Cette force d’amour, qui pousse l’une vers l’autre ces bouches en fleur, règne dans le poème de Mistral, sur les bêtes comme sur les hommes. Les cavales de la Camargue et leurs étalons « hennissent de bonheur. » Mais la conversation amoureuse de Mireille et de Vincent n’est pas l’oaristys de Théocrite ou d’André Chénier. Le respect limite l’ardeur : le respect, et encore une crainte mystérieuse. C’est presque d’un amour achevé dans la mort, qu’au second entretien, Vincent parle devant Mireille. Ce sentiment, qu’il faut payer de la vie une minute de bonheur, s’exprime par le symbole de l’herbette aux boucles frisées, qui croît dans les eaux du Rhône, et qui a deux fleurs, l’une belle, l’autre amoureuse. Et celle-ci nage, autant qu’elle peut, pour porter un baiser à celle-là ; elle finit par rompre le lien qui la rivait à l’algue, et « libre enfin, mais moribonde, » de sa « petite bouche pâle, » elle effleure sa « blanche sœur. » « Un baiser, puis ma mort, Mireille ! et nous sommes tout seuls. » Ce baiser, il croit le cueillir : sa main hardie a pris la taille ; ils sont joue contre joue : elle s’échappe… « C’est ainsi qu’eux deux — semaient à la brune — leur beau blé de lune — manne fleurie, heur de fortune — qu’aux manans comme aux rois Dieu mande abondamment. »

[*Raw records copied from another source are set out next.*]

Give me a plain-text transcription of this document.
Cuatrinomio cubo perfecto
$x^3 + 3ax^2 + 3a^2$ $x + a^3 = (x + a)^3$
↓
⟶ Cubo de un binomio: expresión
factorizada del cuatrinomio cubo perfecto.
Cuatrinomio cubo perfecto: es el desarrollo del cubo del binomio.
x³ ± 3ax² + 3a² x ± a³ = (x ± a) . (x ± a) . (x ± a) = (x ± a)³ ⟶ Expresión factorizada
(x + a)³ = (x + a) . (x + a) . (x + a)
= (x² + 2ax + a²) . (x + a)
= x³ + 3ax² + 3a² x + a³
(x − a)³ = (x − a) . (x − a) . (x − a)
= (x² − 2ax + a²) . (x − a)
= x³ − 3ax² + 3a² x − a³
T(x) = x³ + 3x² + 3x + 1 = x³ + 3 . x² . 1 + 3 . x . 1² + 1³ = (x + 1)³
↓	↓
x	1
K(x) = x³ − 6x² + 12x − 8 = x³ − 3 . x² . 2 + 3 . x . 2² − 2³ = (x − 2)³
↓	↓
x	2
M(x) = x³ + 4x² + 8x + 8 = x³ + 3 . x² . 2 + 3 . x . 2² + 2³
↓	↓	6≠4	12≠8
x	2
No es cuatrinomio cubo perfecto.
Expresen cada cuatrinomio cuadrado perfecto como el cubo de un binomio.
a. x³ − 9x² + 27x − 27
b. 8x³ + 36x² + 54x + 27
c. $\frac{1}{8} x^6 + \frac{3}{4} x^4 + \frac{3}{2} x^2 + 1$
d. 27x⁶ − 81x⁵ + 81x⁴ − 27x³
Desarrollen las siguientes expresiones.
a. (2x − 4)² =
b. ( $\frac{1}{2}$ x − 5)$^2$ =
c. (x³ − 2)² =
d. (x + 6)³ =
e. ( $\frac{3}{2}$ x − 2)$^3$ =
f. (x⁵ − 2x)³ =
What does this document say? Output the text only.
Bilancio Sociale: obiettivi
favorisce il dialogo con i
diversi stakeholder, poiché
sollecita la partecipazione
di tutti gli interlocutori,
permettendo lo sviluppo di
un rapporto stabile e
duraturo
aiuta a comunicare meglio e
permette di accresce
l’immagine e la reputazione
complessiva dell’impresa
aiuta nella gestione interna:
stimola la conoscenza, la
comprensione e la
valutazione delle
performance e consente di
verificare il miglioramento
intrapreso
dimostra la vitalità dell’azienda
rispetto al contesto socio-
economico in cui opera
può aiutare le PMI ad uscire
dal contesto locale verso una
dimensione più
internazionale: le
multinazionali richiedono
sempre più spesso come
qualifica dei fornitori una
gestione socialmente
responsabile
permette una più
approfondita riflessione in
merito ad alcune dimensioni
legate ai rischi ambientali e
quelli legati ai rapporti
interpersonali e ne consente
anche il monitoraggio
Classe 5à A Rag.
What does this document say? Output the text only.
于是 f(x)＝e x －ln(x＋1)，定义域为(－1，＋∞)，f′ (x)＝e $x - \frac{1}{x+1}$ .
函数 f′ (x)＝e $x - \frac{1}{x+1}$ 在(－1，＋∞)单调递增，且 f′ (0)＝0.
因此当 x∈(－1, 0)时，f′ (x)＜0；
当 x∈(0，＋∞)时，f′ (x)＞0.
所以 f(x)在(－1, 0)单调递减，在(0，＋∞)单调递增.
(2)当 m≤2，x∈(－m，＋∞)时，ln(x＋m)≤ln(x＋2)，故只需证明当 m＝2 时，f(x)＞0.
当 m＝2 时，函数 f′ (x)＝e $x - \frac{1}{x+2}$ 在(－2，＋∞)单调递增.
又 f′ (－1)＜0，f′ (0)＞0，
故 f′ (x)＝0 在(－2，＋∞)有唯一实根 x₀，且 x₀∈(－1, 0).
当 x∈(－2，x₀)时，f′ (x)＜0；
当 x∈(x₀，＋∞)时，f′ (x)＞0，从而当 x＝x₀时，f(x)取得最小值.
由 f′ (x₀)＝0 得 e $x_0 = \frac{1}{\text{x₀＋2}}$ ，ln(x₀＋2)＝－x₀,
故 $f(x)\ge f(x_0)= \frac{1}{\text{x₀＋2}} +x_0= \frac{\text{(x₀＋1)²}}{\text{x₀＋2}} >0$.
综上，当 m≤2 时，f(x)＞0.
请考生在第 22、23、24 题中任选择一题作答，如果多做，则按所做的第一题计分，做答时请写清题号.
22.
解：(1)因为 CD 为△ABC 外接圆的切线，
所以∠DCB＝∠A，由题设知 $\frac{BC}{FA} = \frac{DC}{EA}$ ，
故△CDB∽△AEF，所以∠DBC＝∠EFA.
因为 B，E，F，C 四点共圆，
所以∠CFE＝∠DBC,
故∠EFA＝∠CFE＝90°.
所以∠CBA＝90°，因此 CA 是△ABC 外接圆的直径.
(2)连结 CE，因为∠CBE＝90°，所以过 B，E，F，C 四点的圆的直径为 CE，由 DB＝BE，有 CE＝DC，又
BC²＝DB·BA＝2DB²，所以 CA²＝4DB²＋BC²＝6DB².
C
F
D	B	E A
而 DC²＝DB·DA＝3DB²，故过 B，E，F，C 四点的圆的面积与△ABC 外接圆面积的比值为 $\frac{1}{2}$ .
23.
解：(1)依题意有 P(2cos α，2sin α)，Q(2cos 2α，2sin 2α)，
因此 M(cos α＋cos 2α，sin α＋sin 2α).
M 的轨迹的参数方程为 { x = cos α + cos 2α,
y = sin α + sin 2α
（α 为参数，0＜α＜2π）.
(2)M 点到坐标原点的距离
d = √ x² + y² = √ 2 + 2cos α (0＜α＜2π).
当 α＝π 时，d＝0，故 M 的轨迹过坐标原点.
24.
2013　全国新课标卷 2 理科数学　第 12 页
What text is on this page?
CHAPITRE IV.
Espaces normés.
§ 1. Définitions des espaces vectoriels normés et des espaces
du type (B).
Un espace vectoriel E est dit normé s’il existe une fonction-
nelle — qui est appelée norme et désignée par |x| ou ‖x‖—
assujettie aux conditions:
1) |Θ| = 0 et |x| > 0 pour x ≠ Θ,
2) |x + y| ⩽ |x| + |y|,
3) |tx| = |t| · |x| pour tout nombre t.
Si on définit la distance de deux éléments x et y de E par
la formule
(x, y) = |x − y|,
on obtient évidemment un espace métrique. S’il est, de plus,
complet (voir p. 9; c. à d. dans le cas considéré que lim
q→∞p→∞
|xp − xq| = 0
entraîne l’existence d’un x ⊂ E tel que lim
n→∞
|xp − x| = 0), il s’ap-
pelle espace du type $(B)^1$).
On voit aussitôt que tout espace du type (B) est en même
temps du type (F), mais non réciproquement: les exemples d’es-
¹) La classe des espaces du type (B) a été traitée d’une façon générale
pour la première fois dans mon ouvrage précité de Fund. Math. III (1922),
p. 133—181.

Les douleurs de la passion dépasseront ces joies. Les parens de Mireille ont chassé maître Amboise et Vincent. Le front dans ses deux mains jointes, elle invoque, toute la nuit, « Notre-Dame d’Amour. » Mais elle se rappelle la parole : « Si le malheur vient vous désemparer, courez aux Saintes ; vous serez aussitôt secourue. » Elle va donc les implorer. La route est rude. Le soleil « lui darde dans le front ses aiguillons » et « le long de la mer sereine » elle « tombe, frappée à mort. » C’est dans le délire, et dans les affres de l’agonie qu’elle est portée auprès des puissantes reliques. Elle crie aux Maries : « Je l’aime, je l’aime, » et tout à coup elle croit voir le Paradis. A son appel d’angoisse, les trois saintes ont répondu : « L’amour pur n’est pas de la terre,… La mort, c’est la vie… Si tu voyais comme votre univers nous paraît malheureux… ô pauvrette ! tu convoiterais la mort et le pardon. »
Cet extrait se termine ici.